Sometimes I wish I could just expand the size of my gun safe a little bit. It seems like there should be room in it for another gun or the magazines but it just doesn’t seem to work out. And I don’t want to buy another safe. I’m cramped enough for floor space as it is.
A few days ago I was asked if I would link to web site for gun storage solutions. After looking at the site a bit I decided they had some good products and agreed.
The Rifle Rods and Mag Mounts look particularly interesting to me.
You can’t really expand the gun safe in a practical manner but you can get more stuff into it if you organize it better.
I’ve long wished for something in a fire resistant horizontal chest – it doesn’t have to be a real “safe” but does need to be fairly secure – for things like ammo and mags, and capable of performing double duty as a reasonably attractive bench seat or coffee table. American Security made one a while back, but AFAIK it’s been out of production for about a decade, and Tread Corporation’s Treadlock chest hasn’t been made since the ’80s and had no fire insulation. Someone – I forget who – is making an underbed horizontal safe, and building it into couches, but it’s way too spendy. There’s always commercial job boxes, but, again, no insulation, not enough security, not to mention who wants a Tim the Toolman steel box in the living room.
Amsec has a “defense vault” which is an under-the-bed box that can hold a long gun or two and/or some handguns and mags. It doesn’t show any signs of fire resistance, though.
qlinedesign.com makes nice (custom) furniture that hides stuff. Again, no signs of fire resistance. I wonder if they could add that.
qlinedesign.com makes furniture with hidden compartments. I don’t see fire proofing there, though. Ditto with the Amsec “defense vault” under-the-bed storage box.
I just spent quite a while reading articles here: http://gunsafereviewsguy.com/category/articles/. Nice stuff. One interesting argument he makes is that burglar resistance is a whole lot more important than fire resistance, given the probabilities of the two events happening.
How are your woodworking skills? A “job box” could be wrapped in hardwood veneer plywood and made to look like a coffee table by someone with a medium level of woodworking skills (i.e., more than I have. 🙁 )
One of the articles on that gunsafereviewsguy site describes how to add sheets of sheetrock to a strong box to make it a fire-resistant (at least moderately so) strong box.
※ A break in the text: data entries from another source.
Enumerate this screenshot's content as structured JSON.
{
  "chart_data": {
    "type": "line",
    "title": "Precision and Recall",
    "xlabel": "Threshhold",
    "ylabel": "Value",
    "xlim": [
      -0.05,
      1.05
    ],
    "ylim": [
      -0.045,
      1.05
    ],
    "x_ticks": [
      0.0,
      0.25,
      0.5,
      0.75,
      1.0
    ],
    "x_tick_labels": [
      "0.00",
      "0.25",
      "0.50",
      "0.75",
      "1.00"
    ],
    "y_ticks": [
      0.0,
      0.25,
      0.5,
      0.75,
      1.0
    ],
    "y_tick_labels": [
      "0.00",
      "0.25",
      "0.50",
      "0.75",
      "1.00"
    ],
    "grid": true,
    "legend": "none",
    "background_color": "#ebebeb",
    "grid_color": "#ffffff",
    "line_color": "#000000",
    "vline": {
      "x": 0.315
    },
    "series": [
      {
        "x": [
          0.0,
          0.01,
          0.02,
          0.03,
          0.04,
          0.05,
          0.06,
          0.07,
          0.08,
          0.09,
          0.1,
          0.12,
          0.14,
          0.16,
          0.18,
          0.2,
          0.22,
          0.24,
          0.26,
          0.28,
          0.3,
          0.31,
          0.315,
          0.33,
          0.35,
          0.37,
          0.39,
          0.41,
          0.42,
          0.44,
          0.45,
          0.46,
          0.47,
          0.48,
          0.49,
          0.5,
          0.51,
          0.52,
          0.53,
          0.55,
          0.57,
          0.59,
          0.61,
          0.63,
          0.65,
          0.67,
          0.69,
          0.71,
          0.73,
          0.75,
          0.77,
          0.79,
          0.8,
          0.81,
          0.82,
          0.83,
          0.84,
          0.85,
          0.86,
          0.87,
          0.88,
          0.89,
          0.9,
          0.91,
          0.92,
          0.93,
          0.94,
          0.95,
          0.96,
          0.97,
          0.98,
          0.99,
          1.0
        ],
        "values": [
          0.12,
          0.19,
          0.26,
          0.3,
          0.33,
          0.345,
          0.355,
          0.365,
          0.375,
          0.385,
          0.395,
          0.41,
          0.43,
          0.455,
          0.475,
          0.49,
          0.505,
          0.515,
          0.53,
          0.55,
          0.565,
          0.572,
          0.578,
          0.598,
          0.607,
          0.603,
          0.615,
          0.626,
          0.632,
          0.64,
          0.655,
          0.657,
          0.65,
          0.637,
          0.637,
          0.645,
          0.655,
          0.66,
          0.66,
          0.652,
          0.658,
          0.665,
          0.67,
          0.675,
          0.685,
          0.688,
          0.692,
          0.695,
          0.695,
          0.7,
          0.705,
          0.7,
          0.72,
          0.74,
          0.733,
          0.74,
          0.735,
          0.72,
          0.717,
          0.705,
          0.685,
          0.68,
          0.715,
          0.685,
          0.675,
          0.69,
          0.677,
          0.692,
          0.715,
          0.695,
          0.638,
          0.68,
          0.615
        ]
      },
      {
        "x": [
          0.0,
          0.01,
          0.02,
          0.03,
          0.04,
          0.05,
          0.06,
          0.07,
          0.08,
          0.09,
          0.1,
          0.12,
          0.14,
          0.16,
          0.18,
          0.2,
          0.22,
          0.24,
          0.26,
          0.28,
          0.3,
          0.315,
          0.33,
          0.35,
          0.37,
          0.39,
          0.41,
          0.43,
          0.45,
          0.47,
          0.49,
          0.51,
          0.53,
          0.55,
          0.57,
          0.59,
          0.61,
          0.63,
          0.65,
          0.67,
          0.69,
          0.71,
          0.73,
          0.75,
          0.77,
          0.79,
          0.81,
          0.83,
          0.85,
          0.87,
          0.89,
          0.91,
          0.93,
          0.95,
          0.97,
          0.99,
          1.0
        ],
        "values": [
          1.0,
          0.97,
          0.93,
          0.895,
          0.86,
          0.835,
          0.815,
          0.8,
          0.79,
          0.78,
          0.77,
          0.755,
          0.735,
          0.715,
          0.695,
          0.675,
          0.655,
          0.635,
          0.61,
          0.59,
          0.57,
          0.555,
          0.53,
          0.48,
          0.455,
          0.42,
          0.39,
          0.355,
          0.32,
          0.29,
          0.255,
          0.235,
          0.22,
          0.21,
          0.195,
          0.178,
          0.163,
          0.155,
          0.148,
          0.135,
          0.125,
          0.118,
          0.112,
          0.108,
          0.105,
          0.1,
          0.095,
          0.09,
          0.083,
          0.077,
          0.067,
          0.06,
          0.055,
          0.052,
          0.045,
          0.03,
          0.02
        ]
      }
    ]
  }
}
I use both the products in my under sided safe like object. It is creepy dropping something down the barrel but it does work. If possible try to tier the upper surface that you attach the velcro to and the length of the long guns such that there is less of the plastic rod flexing.
What you need is a Tardis safe.
Hmmmm…wood dowels…glued in to a small block of wood or plywood…cut block in to circle…drill hole to glue dowel in to…Velcro…hmmm
Been planning on building a wooden cabinet to lock my stuff up in. No, not fire proof, but grandkid proof. This will definitely be how I store me toy…uh…guns. Until I can afford a safe, that is.
I feel you. When we built our house, I had built in a 4×8 walk in safe with vault door and I’m afraid of when I eventually fill that thing up…
One of the problems with the velcro rod system is essentially the main problem with any safe: Put enough long guns in there, and you have to move multiple items to access what you want. This is when they get banged up, in addition to the time and hassle.
The Lazy Susan/carousel design looks to be the most efficient setup, when employing a double layer (inner/outer ring). It does leave the 4 corners unfilled, but you should still be able to utilize those spots. Properly designed, you should only have to move one long gun to access any of the inner ring. Plus, you are doing it right up front and center, not reaching way in the back around multiple objects.
I live in earthquake country. I would be leery of depending on those velcro rods to hold long guns away from each other when the house starts shaking. Even if they hold the relative position of the muzzle, that still won’t keep the stocks and scopes and actions/rails, etc, from sliding and rotating into each other.
Not saying they’re not a useful storage tool, but I would consider them for very limited applications.